Memur-Sen Genel Merkezi’nde yoğun bir katılımla gerçekleştirilen il divan programında konuşan Cumhurbaşkanı Yardımcısı Fuat Oktay, Memur-Sen'in 1 milyonu aşan üye sayısı ile 11 sendikasıyla Türkiye'nin en büyük sivil toplum örgütlerinden biri olduğunu belirterek, "Memur-Sen'in gücü sadece üye sayısıyla sınırlı değildir. Sadece ne kadar geniş bir coğrafyada faaliyet gösterdiğiyle de sınırlı değildir. Memur-Sen çalışma hayatının sorunlarıyla ilgilendiği kadar, kamuda emek mücadelesini verdiği kadar demokrasimize, milli iradeye de dört elle sarılan, sahip çıkan bir örgütlenmedir. 21 yılda hak ve özgürlükler noktasında nereden nereye geldiğimizin en yakın şahidi de yine sizlersiniz. Kamu sendikacılığının uzun yıllar önemsenmeyen bir alan olarak kaldığını sizler bizlerden daha iyi biliyorsunuz. Bu eksikliğin bilinciyle, Cumhurbaşkanımız liderliğinde, kamu görevlileri sendikacılığının güçlenmesi için önemli reformlara imza attık. Attığımız adımlarda her zaman sizlerden gelen taleplere kulak verdik; her bir düzenlemeyi de yine sizlerle istişare içinde hazırladık. 28 Şubat'ın o karanlık günlerinde kamu personelinin üzerinde 'Demokles'in kılıcı' gibi sallanan kamuda kılık kıyafet yasaklarını biz kaldırdık.

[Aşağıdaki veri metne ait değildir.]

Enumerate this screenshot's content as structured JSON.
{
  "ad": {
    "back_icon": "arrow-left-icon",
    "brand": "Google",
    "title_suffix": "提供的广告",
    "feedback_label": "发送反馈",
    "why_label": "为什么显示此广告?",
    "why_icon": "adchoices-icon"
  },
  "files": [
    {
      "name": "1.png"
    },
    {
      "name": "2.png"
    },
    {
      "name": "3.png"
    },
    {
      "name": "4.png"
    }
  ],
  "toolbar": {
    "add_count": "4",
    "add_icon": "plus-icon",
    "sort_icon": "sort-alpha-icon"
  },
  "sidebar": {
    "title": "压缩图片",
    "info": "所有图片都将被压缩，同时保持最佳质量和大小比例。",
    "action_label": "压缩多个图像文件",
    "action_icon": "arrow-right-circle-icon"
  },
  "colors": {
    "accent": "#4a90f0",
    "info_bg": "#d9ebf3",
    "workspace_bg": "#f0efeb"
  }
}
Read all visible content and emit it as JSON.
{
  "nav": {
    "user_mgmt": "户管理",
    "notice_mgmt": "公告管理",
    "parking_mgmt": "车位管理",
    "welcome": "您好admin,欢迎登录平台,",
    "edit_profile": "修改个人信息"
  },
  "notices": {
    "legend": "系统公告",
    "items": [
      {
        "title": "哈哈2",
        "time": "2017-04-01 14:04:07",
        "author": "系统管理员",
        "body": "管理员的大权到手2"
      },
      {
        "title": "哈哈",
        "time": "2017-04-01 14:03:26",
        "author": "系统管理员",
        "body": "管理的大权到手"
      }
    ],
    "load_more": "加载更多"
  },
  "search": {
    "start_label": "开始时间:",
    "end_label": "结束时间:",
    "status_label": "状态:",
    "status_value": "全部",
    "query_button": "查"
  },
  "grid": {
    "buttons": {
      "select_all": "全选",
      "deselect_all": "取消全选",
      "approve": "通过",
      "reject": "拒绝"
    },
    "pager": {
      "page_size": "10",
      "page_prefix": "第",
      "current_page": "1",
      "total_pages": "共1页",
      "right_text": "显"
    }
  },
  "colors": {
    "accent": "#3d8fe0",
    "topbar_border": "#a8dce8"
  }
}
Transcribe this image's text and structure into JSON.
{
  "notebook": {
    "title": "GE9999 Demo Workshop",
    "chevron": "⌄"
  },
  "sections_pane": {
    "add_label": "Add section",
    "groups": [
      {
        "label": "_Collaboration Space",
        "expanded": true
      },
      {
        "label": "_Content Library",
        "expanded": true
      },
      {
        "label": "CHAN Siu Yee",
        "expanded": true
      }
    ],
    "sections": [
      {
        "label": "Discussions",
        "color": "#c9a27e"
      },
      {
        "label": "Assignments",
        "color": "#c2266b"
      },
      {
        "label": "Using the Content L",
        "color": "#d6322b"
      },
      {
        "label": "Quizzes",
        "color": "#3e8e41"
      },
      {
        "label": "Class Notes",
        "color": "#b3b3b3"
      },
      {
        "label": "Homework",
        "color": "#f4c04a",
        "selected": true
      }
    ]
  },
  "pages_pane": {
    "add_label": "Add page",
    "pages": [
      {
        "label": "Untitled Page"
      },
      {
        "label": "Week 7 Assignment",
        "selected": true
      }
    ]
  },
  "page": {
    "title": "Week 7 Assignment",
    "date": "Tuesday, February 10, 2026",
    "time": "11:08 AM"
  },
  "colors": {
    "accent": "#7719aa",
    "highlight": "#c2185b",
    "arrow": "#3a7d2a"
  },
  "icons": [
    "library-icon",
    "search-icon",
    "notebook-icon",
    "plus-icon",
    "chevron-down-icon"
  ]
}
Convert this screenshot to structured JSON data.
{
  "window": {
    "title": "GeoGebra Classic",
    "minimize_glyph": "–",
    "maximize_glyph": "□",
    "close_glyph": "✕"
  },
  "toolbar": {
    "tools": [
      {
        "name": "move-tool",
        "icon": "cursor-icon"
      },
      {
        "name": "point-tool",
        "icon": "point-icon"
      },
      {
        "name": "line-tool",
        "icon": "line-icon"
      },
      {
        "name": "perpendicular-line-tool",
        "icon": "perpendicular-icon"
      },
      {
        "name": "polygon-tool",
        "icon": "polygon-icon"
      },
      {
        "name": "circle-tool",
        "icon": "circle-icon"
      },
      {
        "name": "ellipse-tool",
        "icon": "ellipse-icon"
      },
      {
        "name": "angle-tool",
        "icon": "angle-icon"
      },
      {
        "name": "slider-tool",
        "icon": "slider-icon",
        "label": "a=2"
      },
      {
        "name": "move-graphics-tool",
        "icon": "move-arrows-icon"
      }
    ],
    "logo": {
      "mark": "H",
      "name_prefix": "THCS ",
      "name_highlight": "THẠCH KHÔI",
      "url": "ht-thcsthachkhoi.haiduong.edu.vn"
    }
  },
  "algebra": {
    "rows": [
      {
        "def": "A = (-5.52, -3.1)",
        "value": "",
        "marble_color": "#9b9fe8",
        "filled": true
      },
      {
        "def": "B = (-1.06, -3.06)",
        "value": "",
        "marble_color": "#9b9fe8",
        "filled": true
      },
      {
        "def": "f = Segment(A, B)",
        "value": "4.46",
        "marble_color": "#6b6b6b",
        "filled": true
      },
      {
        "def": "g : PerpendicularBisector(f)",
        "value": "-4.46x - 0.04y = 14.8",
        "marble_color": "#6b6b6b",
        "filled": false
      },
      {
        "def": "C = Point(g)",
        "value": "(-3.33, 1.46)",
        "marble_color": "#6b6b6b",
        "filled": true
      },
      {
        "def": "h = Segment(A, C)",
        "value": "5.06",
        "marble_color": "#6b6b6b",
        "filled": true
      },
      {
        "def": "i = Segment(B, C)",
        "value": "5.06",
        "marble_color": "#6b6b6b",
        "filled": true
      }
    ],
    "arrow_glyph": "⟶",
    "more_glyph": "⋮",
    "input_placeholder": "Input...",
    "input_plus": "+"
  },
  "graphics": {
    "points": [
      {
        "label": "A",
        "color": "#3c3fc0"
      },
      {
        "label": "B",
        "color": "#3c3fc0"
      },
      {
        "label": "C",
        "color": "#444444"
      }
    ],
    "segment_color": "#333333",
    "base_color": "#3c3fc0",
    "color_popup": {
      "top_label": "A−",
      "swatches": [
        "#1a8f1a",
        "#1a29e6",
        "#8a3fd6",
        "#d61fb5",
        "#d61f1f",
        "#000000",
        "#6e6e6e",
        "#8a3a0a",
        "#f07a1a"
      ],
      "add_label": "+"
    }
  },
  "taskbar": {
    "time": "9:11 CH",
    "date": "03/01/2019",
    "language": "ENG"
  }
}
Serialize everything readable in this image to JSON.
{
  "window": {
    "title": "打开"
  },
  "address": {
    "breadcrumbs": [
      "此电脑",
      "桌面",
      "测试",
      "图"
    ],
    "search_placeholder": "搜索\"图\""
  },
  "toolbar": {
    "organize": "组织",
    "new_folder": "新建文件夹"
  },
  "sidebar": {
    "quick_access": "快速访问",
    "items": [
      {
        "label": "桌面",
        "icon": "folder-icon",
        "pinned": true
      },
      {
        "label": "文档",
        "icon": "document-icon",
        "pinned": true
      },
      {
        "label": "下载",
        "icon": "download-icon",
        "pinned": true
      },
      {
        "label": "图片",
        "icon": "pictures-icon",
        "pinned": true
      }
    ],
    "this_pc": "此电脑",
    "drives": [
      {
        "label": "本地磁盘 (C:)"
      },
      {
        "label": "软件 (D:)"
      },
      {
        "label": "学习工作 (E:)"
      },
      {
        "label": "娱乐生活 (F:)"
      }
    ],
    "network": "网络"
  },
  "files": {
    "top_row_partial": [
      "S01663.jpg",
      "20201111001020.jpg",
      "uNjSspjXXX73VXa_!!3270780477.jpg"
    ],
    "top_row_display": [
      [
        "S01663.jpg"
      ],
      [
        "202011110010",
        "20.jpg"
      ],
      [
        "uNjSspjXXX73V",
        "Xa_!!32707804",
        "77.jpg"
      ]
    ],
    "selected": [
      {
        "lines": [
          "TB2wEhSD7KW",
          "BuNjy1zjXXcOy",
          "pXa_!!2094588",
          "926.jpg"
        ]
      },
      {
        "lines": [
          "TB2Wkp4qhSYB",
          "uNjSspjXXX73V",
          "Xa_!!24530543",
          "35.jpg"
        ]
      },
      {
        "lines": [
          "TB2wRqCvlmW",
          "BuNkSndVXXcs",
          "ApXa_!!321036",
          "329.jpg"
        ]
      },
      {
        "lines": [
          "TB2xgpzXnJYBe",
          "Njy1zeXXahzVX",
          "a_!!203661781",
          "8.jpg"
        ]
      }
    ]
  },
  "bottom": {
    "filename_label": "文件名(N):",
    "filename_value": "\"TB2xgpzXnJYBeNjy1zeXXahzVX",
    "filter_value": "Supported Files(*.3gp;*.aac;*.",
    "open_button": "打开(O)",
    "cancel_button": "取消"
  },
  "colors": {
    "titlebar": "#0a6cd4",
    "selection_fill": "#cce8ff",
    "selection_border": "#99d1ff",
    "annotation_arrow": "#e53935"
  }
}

Aynı şekilde, inancından ötürü ötekileştirilen, türlü mağduriyetler yaşayan kamu personelimizin imdadına biz koştuk ve inanç özgürlüğü ve haklarıyla ilgili sağlam güvenceler getirdik. Kamu görevlilerimizin toplu sözleşme hakkını anayasal güvenceye biz kavuşturduk. Disiplin kurullarında sendika temsilcilerine yer vermenin yanında disiplin cezalarına yargı yolunu açtık. Geçici personel statüsünü sözleşmeliye dönüştürdük ve sendikaya üye olabilme hakkı tanıdık" diye konuştu.
"Her türlü vesayete en güçlü cevabı kamu boyutunda Memur-Sen vermiştir"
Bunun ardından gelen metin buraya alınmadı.